This story is part of our series Unhealthy Wisconsin, which examines areas where Wisconsin falls short in well-being.
At the peak of his powers, Montee Ball was a star running back for the Wisconsin Badgers; a Heisman finalist in 2011 who was setting records and getting drafted by the Denver Broncos. Yet, along the way, Ball succumbed to a vice all too familiar to Wisconsin: alcohol.
Ball got cut from the Broncos and then the Patriots and was arrested for domestic violence driven by his alcoholism. Since reaching those lows, Ball has published a memoir and worked in alcohol-addiction support and outreach programs. He visited his alma mater in March to speak to current Badgers.
Ball was introduced to football at an early age. Football took a toll on his body, which meant turning to alcohol at an early age.

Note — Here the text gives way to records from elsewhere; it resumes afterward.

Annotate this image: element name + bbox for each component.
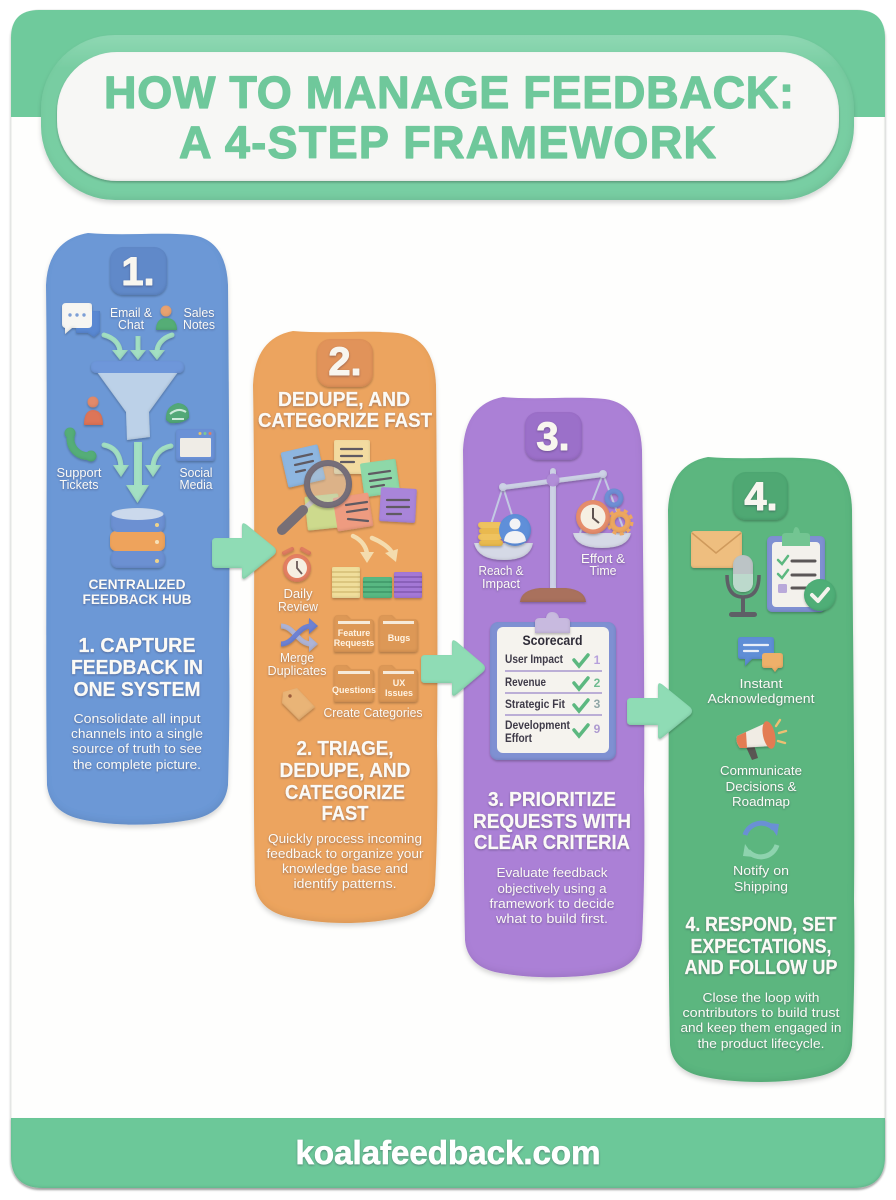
body: triage: feedback to organize your [266,846,424,861]
label: effort and time: Time [590,564,617,578]
body: respond [680,990,842,1051]
row: user impact [505,653,601,667]
heading: capture: FEEDBACK IN [71,657,203,679]
body: prioritize: what to build first. [495,911,608,926]
icon: microphone [727,555,759,617]
panel: step 4 respond [668,457,854,1082]
body: capture: source of truth to see [72,741,202,756]
folder: feature requests: Feature [338,628,370,638]
folder: ux issues [379,665,418,702]
row: development effort [505,720,601,745]
icon: database hub [110,508,165,568]
arrows to hub [104,442,171,503]
heading: prioritize: CLEAR CRITERIA [474,832,630,854]
row: user impact: User Impact [505,654,563,666]
body: triage: Quickly process incoming [268,831,422,846]
panel: step 3 prioritize [463,397,644,977]
step badge 2 [317,339,373,387]
body: respond: and keep them engaged in [680,1020,842,1035]
scorecard clipboard: Scorecard [522,632,582,648]
label: centralized hub: FEEDBACK HUB [82,591,192,607]
icon: merge arrows [281,618,318,652]
icon: red person [84,396,103,425]
row: development effort: 9 [594,722,601,736]
header band [11,10,885,117]
body: capture [71,711,203,772]
arrow: step 3 to step 4 [627,683,692,739]
body: triage [266,831,424,891]
title text [104,67,794,168]
icon: alarm clock [283,549,311,582]
folder: ux issues: UX [393,678,405,688]
label: reach and impact [478,564,524,591]
label: sales notes [183,306,215,332]
label: support tickets: Tickets [60,478,98,492]
row: strategic fit: Strategic Fit [505,699,565,711]
body: prioritize: Evaluate feedback [496,865,608,880]
icon: browser window [176,429,215,461]
label: social media: Social [180,466,212,480]
body: triage: identify patterns. [294,876,396,891]
title text: A 4-STEP FRAMEWORK [179,117,716,168]
title text: HOW TO MANAGE FEEDBACK: [104,67,794,118]
body: prioritize [490,865,614,926]
folder: ux issues: Issues [385,688,413,698]
body: respond: the product lifecycle. [698,1036,824,1051]
label: daily review: Daily [284,587,313,601]
folder: bugs: Bugs [388,633,410,643]
label: communicate decisions [720,764,802,809]
footer band [11,1118,885,1188]
row: user impact: 1 [594,653,601,667]
label: notify on shipping [733,864,789,894]
heading: respond: AND FOLLOW UP [684,957,838,979]
body: capture: the complete picture. [73,757,201,772]
label: daily review [278,587,319,614]
coins and user [478,514,531,546]
row: revenue: Revenue [505,677,546,689]
body: capture: channels into a single [71,726,203,741]
panel: step 2 triage [253,331,437,923]
heading: respond: 4. RESPOND, SET [686,914,836,936]
footer url: koalafeedback.com [296,1134,600,1171]
label: instant acknowledgment: Instant [740,677,783,691]
clock and gears [576,491,632,534]
heading: capture [71,635,203,701]
panel: step 1 capture [46,233,229,825]
title banner [41,35,854,200]
folder: feature requests [334,615,374,652]
icon: phone [64,428,96,462]
folder: questions: Questions [332,685,376,695]
label: centralized hub: CENTRALIZED [88,576,186,592]
label: social media: Media [180,478,213,492]
folder: feature requests: Requests [334,638,374,648]
label: email and chat: Email & [110,306,153,320]
label: notify on shipping: Notify on [733,864,789,878]
folder: questions [332,665,376,702]
label: create categories: Create Categories [324,706,422,720]
label: sales notes: Sales [184,306,214,320]
fragment heading: DEDUPE, AND [278,389,410,411]
icon: chat bubbles [738,637,783,672]
step badge 3 [525,412,582,460]
label: merge duplicates: Merge [280,651,314,665]
heading: respond [684,914,838,979]
label: sales notes: Notes [183,318,215,332]
folder: bugs [379,615,418,652]
label: social media [180,466,213,492]
arrows to stacks [353,536,398,563]
step badge 1: 1. [121,250,155,294]
row: strategic fit [505,697,601,711]
label: communicate decisions: Decisions & [726,780,797,794]
heading: triage [280,738,410,825]
step badge 4: 4. [744,475,778,519]
row: strategic fit: 3 [594,697,601,711]
icon: sales person [156,306,177,330]
label: reach and impact: Reach & [478,564,524,578]
row: revenue [505,676,601,690]
arrows into funnel [104,335,172,360]
body: prioritize: objectively using a [498,881,607,896]
icon: megaphone [736,720,786,760]
heading: capture: 1. CAPTURE [78,635,196,657]
row: revenue: 2 [594,676,601,690]
heading: prioritize: REQUESTS WITH [473,811,631,833]
icon: chat bubbles [62,303,100,337]
icon: cycle arrows [743,823,779,857]
label: communicate decisions: Roadmap [732,795,790,809]
heading: triage: CATEGORIZE [285,782,405,804]
label: daily review: Review [278,600,319,614]
label: merge duplicates [268,651,326,678]
icon: envelope [691,531,742,568]
label: centralized hub [82,576,192,607]
body: prioritize: framework to decide [490,896,614,911]
fragment heading [258,389,432,432]
icon: checklist clipboard [767,527,836,612]
icon: sorted stacks [332,567,422,598]
fragment heading: CATEGORIZE FAST [258,410,432,432]
heading: prioritize: 3. PRIORITIZE [488,789,616,811]
icon: balance scale [474,468,632,602]
label: notify on shipping: Shipping [734,880,788,894]
row: development effort: Effort [505,733,532,745]
icon: sticky notes and magnifier [280,440,417,532]
step badge 4 [733,472,788,520]
arrow: step 2 to step 3 [421,640,485,696]
label: effort and time [581,552,626,578]
label: support tickets [56,466,102,492]
body: respond: Close the loop with [702,990,820,1005]
scorecard clipboard [490,612,616,760]
label: support tickets: Support [56,466,102,480]
label: reach and impact: Impact [482,577,521,591]
icon: social blob [166,403,189,423]
row: development effort: Development [505,720,570,732]
body: triage: knowledge base and [282,861,408,876]
step badge 2: 2. [328,340,362,384]
body: respond: contributors to build trust [682,1005,840,1020]
label: email and chat [110,306,153,332]
heading: triage: 2. TRIAGE, [296,738,394,760]
label: email and chat: Chat [118,318,145,332]
heading: prioritize [473,789,631,854]
body: capture: Consolidate all input [74,711,201,726]
label: merge duplicates: Duplicates [268,664,326,678]
arrow: step 1 to step 2 [212,523,276,579]
heading: respond: EXPECTATIONS, [690,936,832,958]
heading: capture: ONE SYSTEM [74,679,200,701]
icon: tag [282,688,315,720]
step badge 1 [110,247,167,295]
label: instant acknowledgment [708,677,815,706]
heading: triage: DEDUPE, AND [280,760,410,782]
label: communicate decisions: Communicate [720,764,802,778]
label: effort and time: Effort & [581,552,626,566]
label: instant acknowledgment: Acknowledgment [708,692,815,706]
step badge 3: 3. [536,415,570,459]
icon: funnel [91,361,184,440]
heading: triage: FAST [322,803,368,825]
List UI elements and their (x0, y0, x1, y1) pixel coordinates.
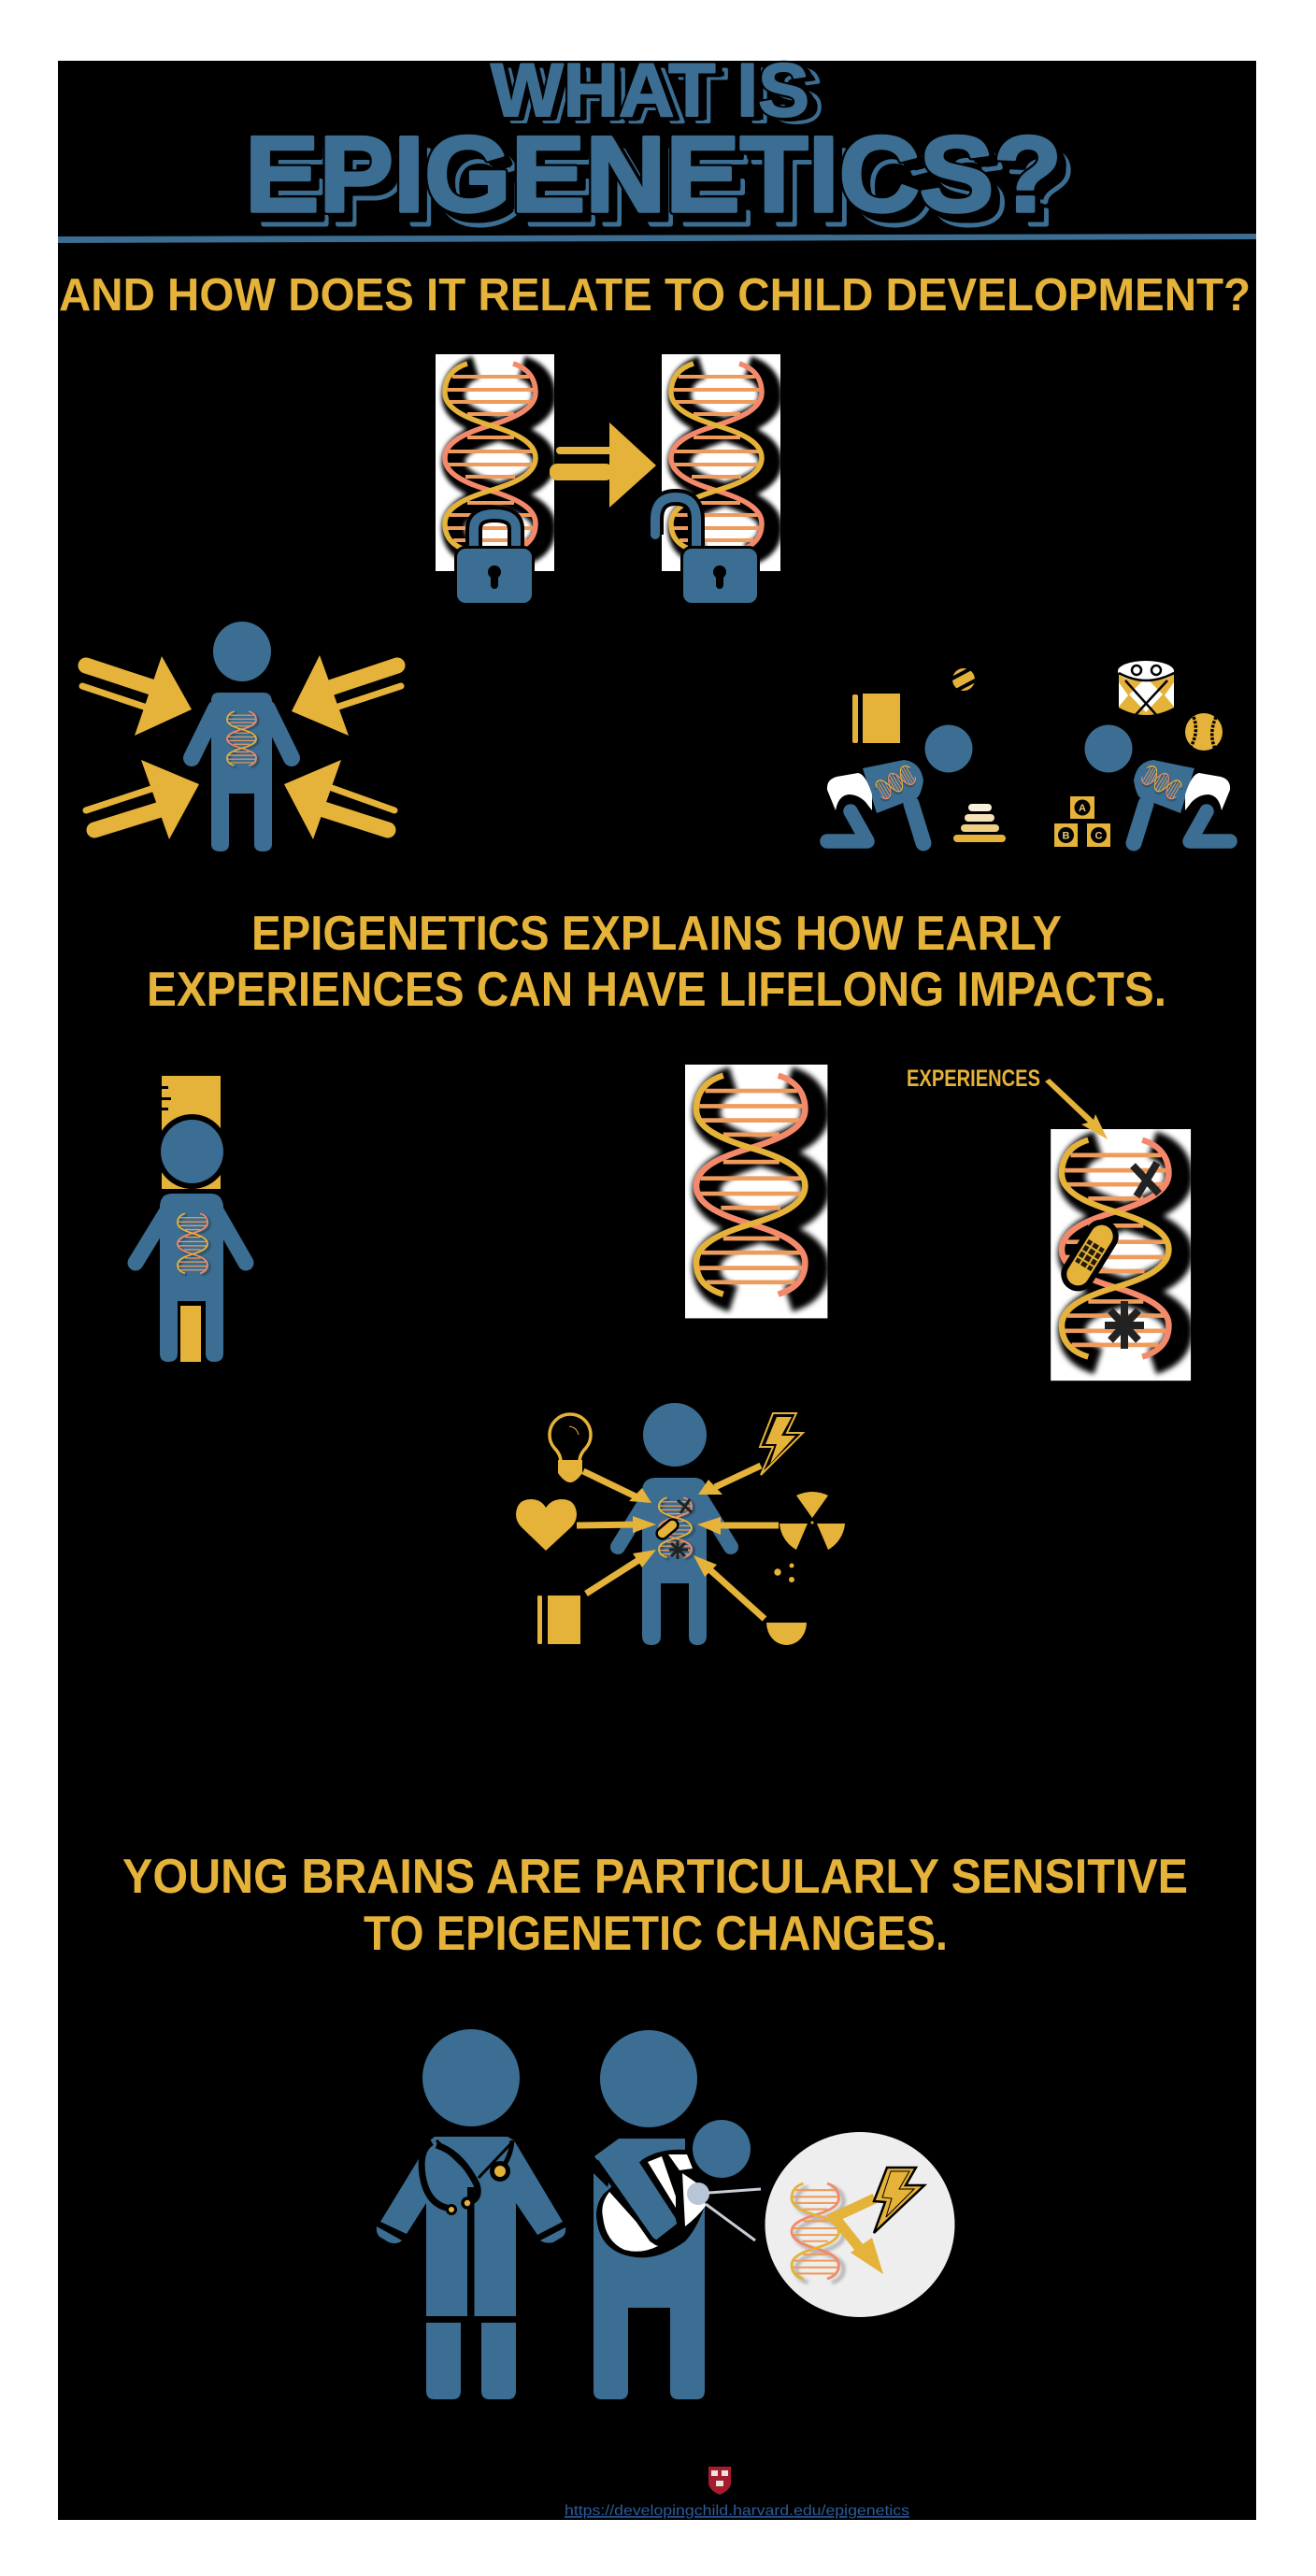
callout: dna change (765, 2132, 955, 2317)
title line: what is: WHAT IS (498, 54, 822, 138)
baby right (1084, 725, 1230, 843)
icon: light bulb (550, 1414, 591, 1482)
babies playing (827, 661, 1230, 847)
person figure (192, 622, 292, 852)
icon: ruler (162, 1076, 221, 1189)
label: experiences (907, 1066, 1108, 1139)
title line: epigenetics: EPIGENETICS? (245, 115, 1062, 235)
dna locked to unlocked diagram (436, 354, 780, 603)
arrow: bottom left (86, 760, 199, 839)
heading: early experiences: EPIGENETICS EXPLAINS HOW EARLY (251, 907, 1062, 961)
icon: radiation (780, 1492, 845, 1550)
label: experiences: EXPERIENCES (907, 1066, 1040, 1092)
heading: early experiences (147, 907, 1166, 1017)
icon: heart (516, 1499, 577, 1551)
icon: book (852, 694, 900, 743)
dna with open lock (655, 354, 780, 603)
doctor figure (377, 2029, 565, 2399)
heading: young brains: YOUNG BRAINS ARE PARTICULARLY SENSITIVE (122, 1850, 1188, 1904)
person with four incoming arrows (82, 622, 401, 852)
arrow: locked to unlocked (550, 422, 656, 508)
title line: epigenetics: EPIGENETICS? (249, 119, 1066, 238)
icon: stacking rings (953, 804, 1006, 842)
dna strand (792, 2183, 843, 2283)
title line: epigenetics: EPIGENETICS? (245, 115, 1062, 235)
icon: lightning bolt (760, 1413, 803, 1475)
stethoscope (422, 2140, 512, 2213)
baby left (827, 725, 972, 843)
person with six influences (516, 1403, 845, 1645)
title line: what is: WHAT IS (491, 49, 809, 133)
title (245, 49, 1075, 248)
arrows into the body (577, 1466, 779, 1619)
icon: chemical bowl (766, 1563, 807, 1645)
icon: book (537, 1596, 580, 1644)
heading: early experiences: EXPERIENCES CAN HAVE LIFELONG IMPACTS. (147, 963, 1166, 1017)
source link: https://developingchild.harvard.edu/epigenetics (565, 2503, 909, 2519)
callout lines (706, 2189, 761, 2240)
icon: asterisk (1105, 1301, 1144, 1349)
icon: alphabet blocks: A (1079, 803, 1086, 814)
icon: lightning bolt (874, 2168, 924, 2233)
dna with experiences (1051, 1129, 1191, 1381)
title line: what is: WHAT IS (494, 51, 816, 136)
title line: what is: WHAT IS (491, 49, 809, 133)
title line: epigenetics: EPIGENETICS? (256, 128, 1075, 248)
title line: epigenetics: EPIGENETICS? (252, 123, 1070, 243)
arrow: top left (82, 656, 192, 736)
icon: striped ball (946, 665, 981, 694)
subtitle: AND HOW DOES IT RELATE TO CHILD DEVELOPMENT? (59, 270, 1251, 321)
icon: alphabet blocks: C (1095, 830, 1103, 841)
person with ruler (136, 1076, 246, 1362)
magnifier spot (687, 2182, 709, 2205)
logo: harvard crest (708, 2467, 731, 2495)
dna strand (1051, 1129, 1191, 1381)
baby in arms (594, 2117, 753, 2257)
dna large (685, 1065, 827, 1318)
icon: alphabet blocks (1054, 796, 1110, 847)
person figure (618, 1403, 731, 1645)
heading: young brains: TO EPIGENETIC CHANGES. (364, 1907, 948, 1961)
dna with marks (654, 1497, 694, 1559)
dna with closed lock (436, 354, 554, 603)
icon: alphabet blocks: B (1063, 830, 1070, 841)
icon: x mark (1133, 1163, 1159, 1196)
heading: young brains (122, 1850, 1188, 1961)
child figure (136, 1114, 246, 1362)
arrow: top right (292, 655, 401, 736)
arrow: deflected (835, 2198, 883, 2274)
icon: drum (1118, 661, 1174, 718)
icon: baseball (1185, 713, 1223, 751)
arrow: bottom right (284, 760, 394, 839)
icon: bandage (1059, 1217, 1121, 1294)
parent holding baby (594, 2030, 753, 2399)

“There is this medication out there that will help me to relieve some stress. That’s when the seed was planted, right there in high school,” Ball said.
Ball’s collegiate career brought him and his family to Wisconsin, home to a drinking culture that was tough to fight.
“The drinking culture here was a cultural shock. We all know where this school is ranked when it comes to partying. Coming onto campus wide eyed, ready to hit the ground running, I did not prepare for those stressors,” Ball said.
The warning signs appeared in his time at the University of Wisconsin-Madison, but Ball neglected them.
“It was very difficult to see those red flags because I was still having success on the field,” he said. He covered up his alcoholism by jogging extra miles and skipping meals to prevent noticeable weight gain from consuming alcohol.
After his storied four-year career as a Badger, Ball’s family was thrilled when the Broncos drafted him in 2013
However, Ball continued to conceal his alcoholism as a professional, sometimes entering training facilities early to shower and use the steam room to rid himself of the smell of alcohol.
“Just unfortunate that that plan didn’t become a red flag for me in the moment,” he said. “I literally would never sacrifice the bottle for my dream, and I lost my dream.”
By 2015, the Broncos cut him from their squad. He joined the New England Patriots’ training squad, but the Patriots released during a dark turn in his life. In February 2016, Ball was arrested after his girlfriend told police he had drunkenly thrown her across their Madison hotel room. A previous girlfriend later told police that Ball had assaulted her two years earlier.
Ball said he spent three days in jail while the Broncos beat the Carolina Panthers in Super Bowl 50. An inmate pointed out during the game the life he had thrown away, and Ball could no longer mask his emotions. “I turned around and faced the wall, and I started crying,” he said.
After pleading guilty to two charges of disorderly conduct and one charge of battery, Ball was sentenced to 60 days in jail and 18 months in probation. He was released on bail but later found guilty of bail jumping in Whitewater as he visited a bar when his bail conditions prohibited it.
Ball said his life changed with the birth of his son Maverick. He realized how his actions would directly affect another person. Ball said his parents encouraged him to join therapy. He stressed the importance of acceptance and therapy to the audience. Taking these steps and making these realizations propelled Ball to sobriety and stability.